Hof 's-Hertogenbosch 080512 uitrit of niet; doorslaggevend is of voor het verkeer ter plaatse een op de rijweg uitmondende weg kenbaar is als uitrit; gezichtspunten kenbaarheid
- Meer over dit onderwerp:
Hof 's-Hertogenbosch 080512 uitrit of niet; doorslaggevend is of voor het verkeer ter plaatse een op de rijweg uitmondende weg kenbaar is als uitrit; gezichtspunten kenbaarheid
11.2.3. Op dat (Op zeker EJD) moment kwam [Y.], die op nr. [huisnummer A] woont, met haar auto over de uitweg aanrijden, en bij de [straat A] draaide zij die straat op. Vervolgens is een aanrijding ontstaan tussen [appellant] en [Y.], waarbij [appellant] ernstig (doch naar ter descente bleek: niet permanent) letsel opliep.
11.2.4. Gezien de rijrichting van [appellant] kwam [Y.] van rechts, en nu van een voorrangskruising geen sprake was had [Y.] voorrang (art. 15 lid 1 RVV); de situatie als bedoeld in art. 15 lid 2 aanhef en sub a RVV doet zich niet voor, nu de uitweg verhard was.
Indien echter de uitweg aangemerkt moest worden als een "uitrit" in de zin van art. 54 RVV 1990, had [Y.] [appellant] voor moeten laten gaan.
11.3. Tussen de betrokken partijen bestaat verschil van inzicht omtrent de vraag of bedoelde uitweg als een uitrit in de zin van art. 54 RVV moet worden aangemerkt en in verband daarmee hebben zij de kantonrechter benaderd op de voet van art. 96 Rv. De kantonrechter heeft bij vonnis van 31 maart 2011 beslist dat geen sprake was van een uitrit en de proceskosten gecompenseerd.
11.4. Uit sedert omstreeks 1960 gewezen, zowel civielrechtelijke als strafrechtelijke jurisprudentie op art. 54 RVV 1990, het daaraan voorafgaande art. 16 RVV (RVV 1966), of de daaraan voorafgaande overeenkomstige wettelijke bepaling, blijkt dat doorslaggevend is of voor het verkeer ter plaatse een op de rijweg uitmondende weg kenbaar is als uitrit. Aan de uiterlijke verschijningsvorm komt daarbij veel gewicht toe. Heden ten dage wordt dan vaak gedacht aan uitritten van (woon-)erven die via een verhoogde stoepconstructie met de rijweg zijn verbonden, doch tot de jaren 70 van de twintigste eeuw waren dergelijke constructies nog niet op grote schaal in zwang en was het volstrekt normaal dat ter plaatse van de uitrit juist het trottoir (indien aanwezig) was onderbroken, zonder dat dit aan het karakter van uitrit afbreuk deed. Behalve de vormgeving van de uitmonding van de "uitweg" kan dus ook de kenbare bestemming daarvan een belangrijke rol spelen.

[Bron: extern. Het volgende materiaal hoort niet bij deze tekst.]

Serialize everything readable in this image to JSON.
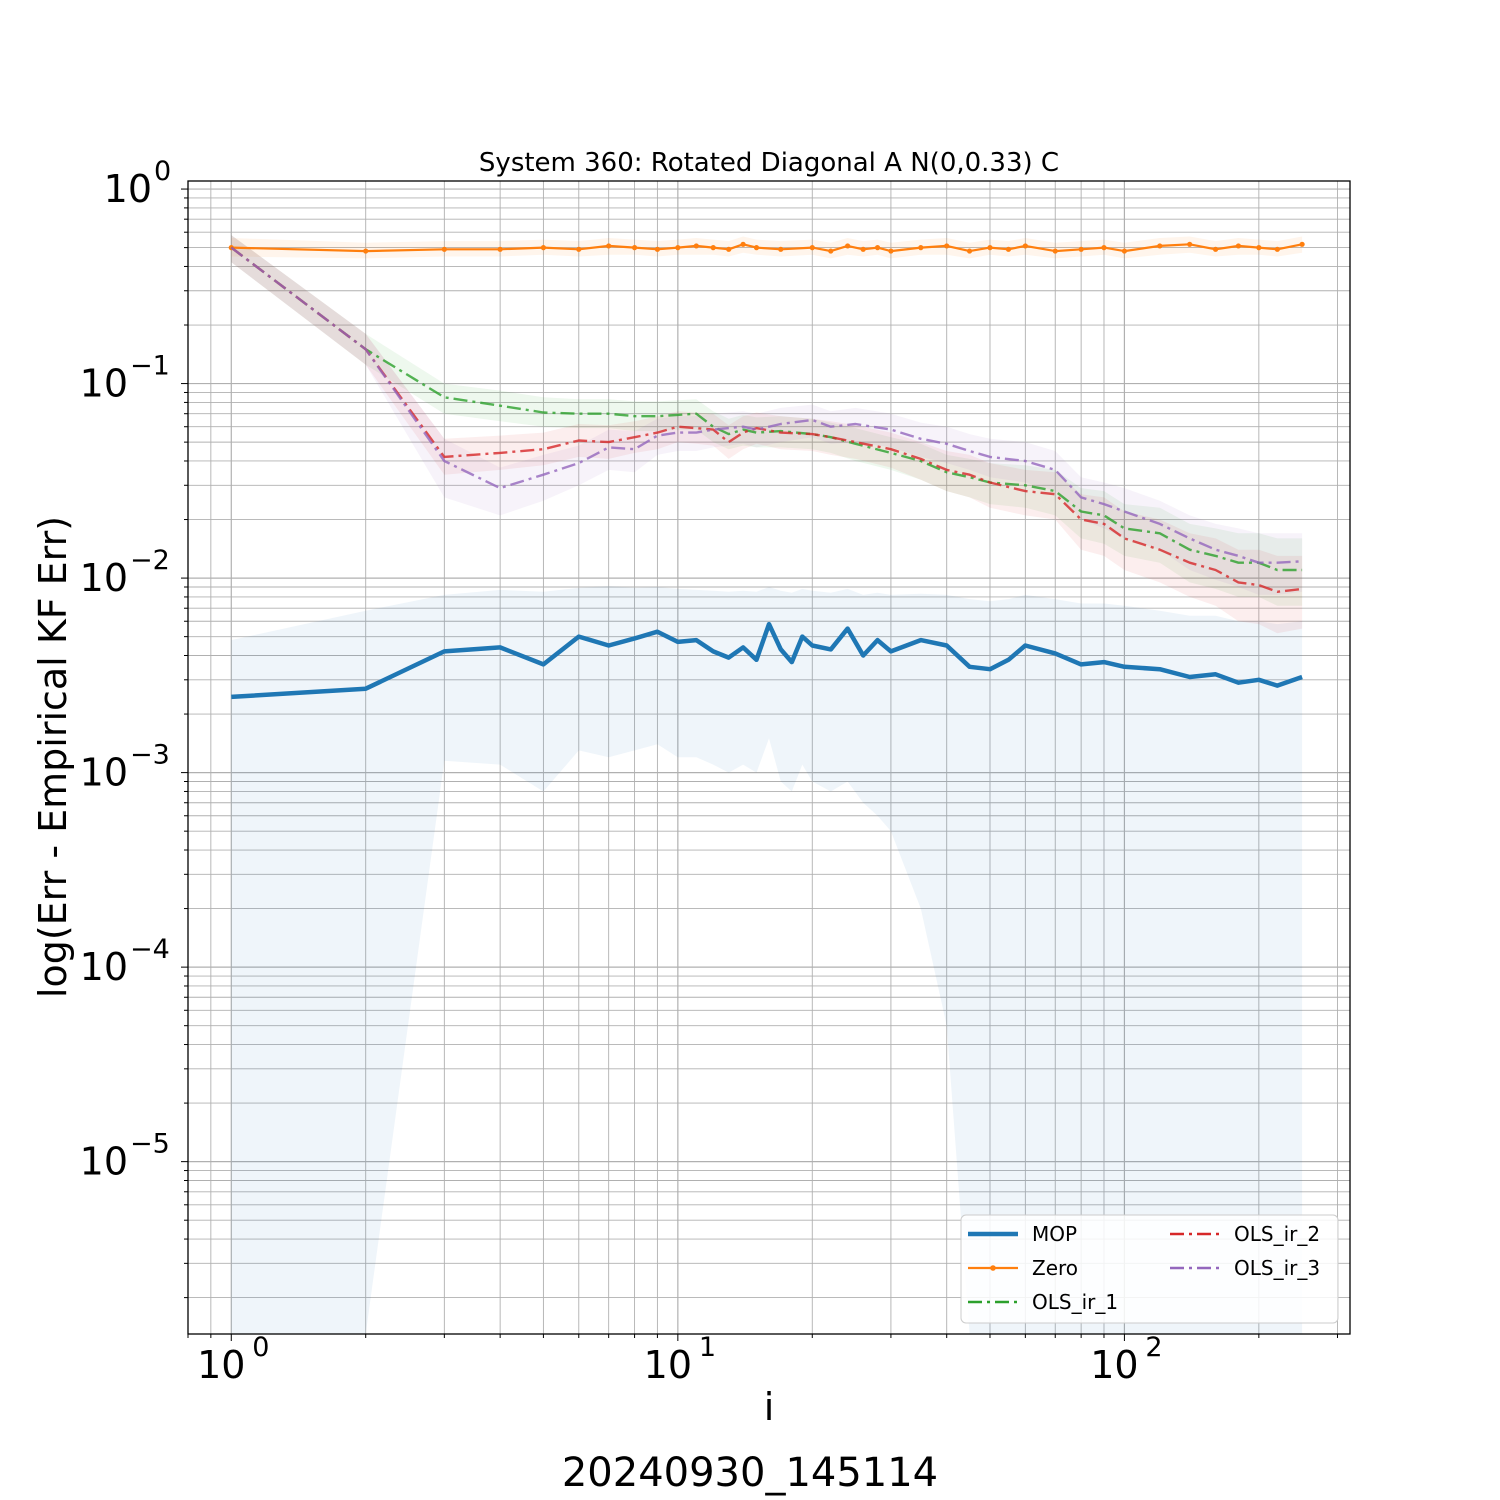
{
  "chart_data": {
    "type": "line",
    "title": "System 360: Rotated Diagonal A N(0,0.33) C",
    "xlabel": "i",
    "ylabel": "log(Err - Empirical KF Err)",
    "footer": "20240930_145114",
    "x_scale": "log",
    "y_scale": "log",
    "xlim": [
      0.8,
      320
    ],
    "ylim": [
      1.3e-06,
      1.1
    ],
    "grid": true,
    "legend_position": "lower-right",
    "x_ticks": [
      {
        "value": 1,
        "base": "10",
        "exp": "0"
      },
      {
        "value": 10,
        "base": "10",
        "exp": "1"
      },
      {
        "value": 100,
        "base": "10",
        "exp": "2"
      }
    ],
    "y_ticks": [
      {
        "value": 1,
        "base": "10",
        "exp": "0"
      },
      {
        "value": 0.1,
        "base": "10",
        "exp": "−1"
      },
      {
        "value": 0.01,
        "base": "10",
        "exp": "−2"
      },
      {
        "value": 0.001,
        "base": "10",
        "exp": "−3"
      },
      {
        "value": 0.0001,
        "base": "10",
        "exp": "−4"
      },
      {
        "value": 1e-05,
        "base": "10",
        "exp": "−5"
      }
    ],
    "series": [
      {
        "name": "MOP",
        "color": "#1f77b4",
        "style": "solid-thick",
        "band": true,
        "x": [
          1,
          2,
          3,
          4,
          5,
          6,
          7,
          8,
          9,
          10,
          11,
          12,
          13,
          14,
          15,
          16,
          17,
          18,
          19,
          20,
          22,
          24,
          26,
          28,
          30,
          35,
          40,
          45,
          50,
          55,
          60,
          70,
          80,
          90,
          100,
          120,
          140,
          160,
          180,
          200,
          220,
          250
        ],
        "y": [
          0.00245,
          0.0027,
          0.0042,
          0.0044,
          0.0036,
          0.005,
          0.0045,
          0.0049,
          0.0053,
          0.0047,
          0.0048,
          0.0042,
          0.0039,
          0.0044,
          0.0038,
          0.0058,
          0.0043,
          0.0037,
          0.005,
          0.0045,
          0.0043,
          0.0055,
          0.004,
          0.0048,
          0.0042,
          0.0048,
          0.0045,
          0.0035,
          0.0034,
          0.0038,
          0.0045,
          0.0041,
          0.0036,
          0.0037,
          0.0035,
          0.0034,
          0.0031,
          0.0032,
          0.0029,
          0.003,
          0.0028,
          0.0031
        ],
        "band_lower": [
          1.3e-06,
          1.3e-06,
          0.00115,
          0.0011,
          0.0008,
          0.0013,
          0.0012,
          0.0013,
          0.0014,
          0.0012,
          0.0012,
          0.0011,
          0.001,
          0.0011,
          0.001,
          0.0015,
          0.0009,
          0.0008,
          0.0011,
          0.0009,
          0.0008,
          0.0009,
          0.0007,
          0.0006,
          0.0005,
          0.0002,
          5e-05,
          1.3e-06,
          1.3e-06,
          1.3e-06,
          1.3e-06,
          1.3e-06,
          1.3e-06,
          1.3e-06,
          1.3e-06,
          1.3e-06,
          1.3e-06,
          1.3e-06,
          1.3e-06,
          1.3e-06,
          1.3e-06,
          1.3e-06
        ],
        "band_upper": [
          0.0048,
          0.0068,
          0.0082,
          0.0087,
          0.0085,
          0.0089,
          0.0091,
          0.0089,
          0.009,
          0.0088,
          0.0087,
          0.0086,
          0.0085,
          0.0086,
          0.0085,
          0.009,
          0.0086,
          0.0084,
          0.0088,
          0.0086,
          0.0084,
          0.0088,
          0.0082,
          0.0084,
          0.0082,
          0.0083,
          0.0082,
          0.0078,
          0.0076,
          0.0078,
          0.0082,
          0.0078,
          0.0074,
          0.0074,
          0.0072,
          0.0068,
          0.0064,
          0.0064,
          0.006,
          0.006,
          0.0058,
          0.006
        ]
      },
      {
        "name": "Zero",
        "color": "#ff7f0e",
        "style": "solid-marker",
        "band": true,
        "x": [
          1,
          2,
          3,
          4,
          5,
          6,
          7,
          8,
          9,
          10,
          11,
          12,
          13,
          14,
          15,
          17,
          20,
          22,
          24,
          26,
          28,
          30,
          35,
          40,
          45,
          50,
          55,
          60,
          70,
          80,
          90,
          100,
          120,
          140,
          160,
          180,
          200,
          220,
          250
        ],
        "y": [
          0.5,
          0.48,
          0.49,
          0.49,
          0.5,
          0.49,
          0.51,
          0.5,
          0.49,
          0.5,
          0.51,
          0.5,
          0.49,
          0.52,
          0.5,
          0.49,
          0.5,
          0.48,
          0.51,
          0.49,
          0.5,
          0.48,
          0.5,
          0.51,
          0.48,
          0.5,
          0.49,
          0.51,
          0.48,
          0.49,
          0.5,
          0.48,
          0.51,
          0.52,
          0.49,
          0.51,
          0.5,
          0.49,
          0.52
        ],
        "band_lower": [
          0.45,
          0.44,
          0.45,
          0.45,
          0.46,
          0.45,
          0.46,
          0.46,
          0.45,
          0.46,
          0.46,
          0.46,
          0.45,
          0.47,
          0.46,
          0.45,
          0.46,
          0.44,
          0.46,
          0.45,
          0.46,
          0.44,
          0.46,
          0.46,
          0.44,
          0.46,
          0.45,
          0.46,
          0.44,
          0.45,
          0.46,
          0.44,
          0.46,
          0.47,
          0.45,
          0.46,
          0.46,
          0.45,
          0.47
        ],
        "band_upper": [
          0.56,
          0.53,
          0.54,
          0.54,
          0.55,
          0.54,
          0.56,
          0.55,
          0.54,
          0.55,
          0.56,
          0.55,
          0.54,
          0.57,
          0.55,
          0.54,
          0.55,
          0.53,
          0.56,
          0.54,
          0.55,
          0.53,
          0.55,
          0.56,
          0.53,
          0.55,
          0.54,
          0.56,
          0.53,
          0.54,
          0.55,
          0.53,
          0.56,
          0.57,
          0.54,
          0.56,
          0.55,
          0.54,
          0.57
        ]
      },
      {
        "name": "OLS_ir_1",
        "color": "#2ca02c",
        "style": "dashdot",
        "band": true,
        "x": [
          1,
          2,
          3,
          4,
          5,
          6,
          7,
          8,
          9,
          10,
          11,
          12,
          13,
          14,
          15,
          17,
          20,
          22,
          25,
          30,
          35,
          40,
          45,
          50,
          60,
          70,
          80,
          90,
          100,
          120,
          140,
          160,
          180,
          200,
          220,
          250
        ],
        "y": [
          0.5,
          0.15,
          0.085,
          0.077,
          0.071,
          0.07,
          0.07,
          0.068,
          0.068,
          0.069,
          0.07,
          0.06,
          0.055,
          0.058,
          0.056,
          0.057,
          0.055,
          0.053,
          0.049,
          0.044,
          0.04,
          0.035,
          0.033,
          0.031,
          0.03,
          0.028,
          0.022,
          0.021,
          0.018,
          0.017,
          0.014,
          0.013,
          0.012,
          0.012,
          0.011,
          0.011
        ],
        "band_lower": [
          0.42,
          0.125,
          0.07,
          0.064,
          0.06,
          0.059,
          0.059,
          0.057,
          0.057,
          0.058,
          0.058,
          0.05,
          0.046,
          0.048,
          0.047,
          0.047,
          0.046,
          0.044,
          0.04,
          0.036,
          0.032,
          0.028,
          0.026,
          0.024,
          0.023,
          0.021,
          0.016,
          0.015,
          0.013,
          0.012,
          0.0095,
          0.0088,
          0.008,
          0.008,
          0.0072,
          0.0072
        ],
        "band_upper": [
          0.58,
          0.18,
          0.1,
          0.092,
          0.085,
          0.083,
          0.083,
          0.081,
          0.081,
          0.082,
          0.083,
          0.072,
          0.066,
          0.069,
          0.067,
          0.068,
          0.066,
          0.063,
          0.059,
          0.053,
          0.049,
          0.043,
          0.041,
          0.039,
          0.038,
          0.036,
          0.029,
          0.028,
          0.024,
          0.023,
          0.019,
          0.018,
          0.017,
          0.017,
          0.016,
          0.016
        ]
      },
      {
        "name": "OLS_ir_2",
        "color": "#d62728",
        "style": "dashdot",
        "band": true,
        "x": [
          1,
          2,
          3,
          4,
          5,
          6,
          7,
          8,
          9,
          10,
          11,
          12,
          13,
          14,
          15,
          17,
          20,
          22,
          25,
          30,
          35,
          40,
          45,
          50,
          60,
          70,
          80,
          90,
          100,
          120,
          140,
          160,
          180,
          200,
          220,
          250
        ],
        "y": [
          0.5,
          0.15,
          0.042,
          0.044,
          0.046,
          0.051,
          0.05,
          0.053,
          0.056,
          0.06,
          0.059,
          0.058,
          0.05,
          0.056,
          0.059,
          0.056,
          0.055,
          0.053,
          0.05,
          0.046,
          0.041,
          0.036,
          0.034,
          0.031,
          0.028,
          0.027,
          0.02,
          0.019,
          0.016,
          0.014,
          0.012,
          0.011,
          0.0095,
          0.0092,
          0.0085,
          0.0088
        ],
        "band_lower": [
          0.42,
          0.125,
          0.034,
          0.036,
          0.038,
          0.042,
          0.041,
          0.044,
          0.046,
          0.05,
          0.049,
          0.048,
          0.041,
          0.046,
          0.049,
          0.046,
          0.045,
          0.043,
          0.041,
          0.037,
          0.032,
          0.028,
          0.026,
          0.023,
          0.021,
          0.02,
          0.014,
          0.013,
          0.011,
          0.0095,
          0.008,
          0.0072,
          0.006,
          0.0058,
          0.0052,
          0.0055
        ],
        "band_upper": [
          0.58,
          0.18,
          0.052,
          0.054,
          0.056,
          0.062,
          0.061,
          0.064,
          0.068,
          0.072,
          0.071,
          0.07,
          0.061,
          0.068,
          0.071,
          0.068,
          0.066,
          0.064,
          0.061,
          0.056,
          0.05,
          0.045,
          0.043,
          0.039,
          0.036,
          0.035,
          0.027,
          0.026,
          0.022,
          0.02,
          0.017,
          0.016,
          0.014,
          0.014,
          0.013,
          0.013
        ]
      },
      {
        "name": "OLS_ir_3",
        "color": "#9467bd",
        "style": "dashdot",
        "band": true,
        "x": [
          1,
          2,
          3,
          4,
          5,
          6,
          7,
          8,
          9,
          10,
          11,
          12,
          13,
          14,
          15,
          17,
          20,
          22,
          25,
          30,
          35,
          40,
          45,
          50,
          60,
          70,
          80,
          90,
          100,
          120,
          140,
          160,
          180,
          200,
          220,
          250
        ],
        "y": [
          0.5,
          0.15,
          0.04,
          0.029,
          0.034,
          0.039,
          0.047,
          0.046,
          0.054,
          0.056,
          0.056,
          0.058,
          0.059,
          0.06,
          0.058,
          0.062,
          0.065,
          0.06,
          0.062,
          0.058,
          0.052,
          0.049,
          0.045,
          0.042,
          0.04,
          0.036,
          0.026,
          0.024,
          0.022,
          0.019,
          0.016,
          0.014,
          0.013,
          0.012,
          0.012,
          0.0122
        ],
        "band_lower": [
          0.42,
          0.125,
          0.026,
          0.021,
          0.025,
          0.03,
          0.036,
          0.035,
          0.043,
          0.045,
          0.045,
          0.047,
          0.048,
          0.049,
          0.047,
          0.05,
          0.053,
          0.049,
          0.05,
          0.047,
          0.042,
          0.039,
          0.036,
          0.033,
          0.031,
          0.028,
          0.02,
          0.018,
          0.016,
          0.014,
          0.011,
          0.0098,
          0.009,
          0.0082,
          0.0082,
          0.0085
        ],
        "band_upper": [
          0.58,
          0.18,
          0.052,
          0.037,
          0.043,
          0.048,
          0.058,
          0.057,
          0.066,
          0.068,
          0.068,
          0.07,
          0.071,
          0.072,
          0.07,
          0.075,
          0.078,
          0.072,
          0.075,
          0.07,
          0.063,
          0.06,
          0.055,
          0.052,
          0.05,
          0.045,
          0.033,
          0.031,
          0.029,
          0.025,
          0.021,
          0.019,
          0.018,
          0.017,
          0.017,
          0.017
        ]
      }
    ]
  }
}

11.5. De Noordhollandsche heeft er - niet ten onrechte - op gewezen dat het op het platteland niet zelden voorkomt dat een weggetje, dat zich op het eerste gezicht ook laat aanzien als een doodlopend weggetje naar een boerderij, verrassenderwijs door blijkt te lopen tot voorbij die boerderij en ook vrij toegankelijk is voor wandelaars, fietsers of zelfs auto's. Dat neemt niet weg dat de indruk kan bestaan dat het om een uitrit gaat en het enkele feit dat de feitelijke bestemming ruimer blijkt te zijn dan het enkele toegang verschaffen tot het erf waar die uitweg naar toe lijkt te gaan doet dan aan die indruk niet af.
11.6. Beschrijving van de situatie ter plaatse
11.6.1. De [straat A] is een buiten de bebouwde kom gelegen doorgaande 60 km-weg die de verbinding vormt met [plaats 2], maar die niet als voorrangsweg is aangeduid. De [straat A] vertoont aan het begin enkele flauwe bochten maar is verder voldoende breed en goed overzichtelijk.

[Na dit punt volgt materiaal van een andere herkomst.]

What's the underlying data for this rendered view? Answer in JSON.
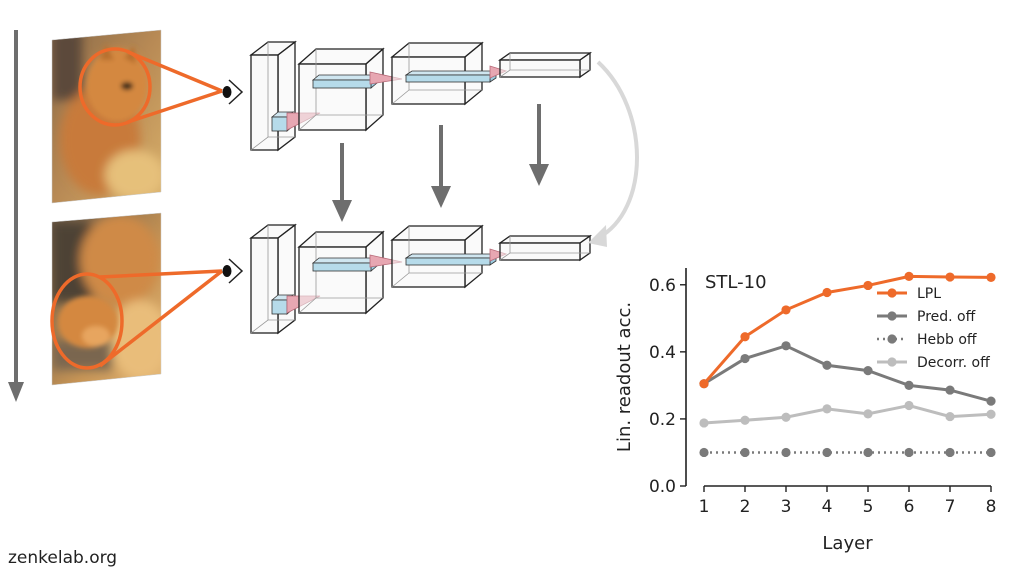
{
  "footer": {
    "site": "zenkelab.org"
  },
  "colors": {
    "accent_orange": "#ee6a2a",
    "arrow_gray": "#6e6e6e",
    "feedback_gray": "#d8d8d8",
    "filter_blue": "#a9d3e6",
    "filter_pink": "#e7a7b2"
  },
  "diagram": {
    "frames": [
      {
        "name": "cat-frame-head",
        "description_icon": "image-icon"
      },
      {
        "name": "cat-frame-paws",
        "description_icon": "image-icon"
      }
    ],
    "eye_icon": "eye-icon",
    "network_layers_per_row": 4
  },
  "chart_data": {
    "type": "line",
    "title": "STL-10",
    "xlabel": "Layer",
    "ylabel": "Lin. readout acc.",
    "x": [
      1,
      2,
      3,
      4,
      5,
      6,
      7,
      8
    ],
    "xlim": [
      1,
      8
    ],
    "ylim": [
      0.0,
      0.65
    ],
    "yticks": [
      "0.0",
      "0.2",
      "0.4",
      "0.6"
    ],
    "xticks": [
      "1",
      "2",
      "3",
      "4",
      "5",
      "6",
      "7",
      "8"
    ],
    "grid": false,
    "legend_position": "top-right",
    "series": [
      {
        "name": "LPL",
        "color": "#ee6a2a",
        "style": "solid",
        "values": [
          0.305,
          0.445,
          0.525,
          0.577,
          0.598,
          0.625,
          0.623,
          0.622
        ]
      },
      {
        "name": "Pred. off",
        "color": "#7a7a7a",
        "style": "solid",
        "values": [
          0.305,
          0.38,
          0.418,
          0.36,
          0.344,
          0.3,
          0.286,
          0.253
        ]
      },
      {
        "name": "Hebb off",
        "color": "#7a7a7a",
        "style": "dotted",
        "values": [
          0.1,
          0.1,
          0.1,
          0.1,
          0.1,
          0.1,
          0.1,
          0.1
        ]
      },
      {
        "name": "Decorr. off",
        "color": "#bdbdbd",
        "style": "solid",
        "values": [
          0.188,
          0.196,
          0.205,
          0.23,
          0.215,
          0.24,
          0.207,
          0.214
        ]
      }
    ]
  }
}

Evenwijdig en op korte afstand van de [straat A], ten zuiden daarvan, loopt de A59; daar staan geen opstallen.
Aan de noordzijde van de [straat A] staat een aantal woningen en/of boerderijen.
11.6.2. Uit het proces-verbaal en uit de foto's op Google Earth, Streetview, blijkt het volgende. Gezien de rijrichting van [appellant] zijn direct na de kruising rechts enkele panden gelegen. De eerste twee staan vrijwel direct aan de straat en de uitritten zijn zonder enige twijfel meteen als uitrit kenbaar. Omdat deze panden vrij dicht aan de straat staan en de weg ter plaatse flauw naar rechts afbuigt, benemen deze panden in enige mate het zicht op het verloop van de weg erachter en de verderop gelegen panden.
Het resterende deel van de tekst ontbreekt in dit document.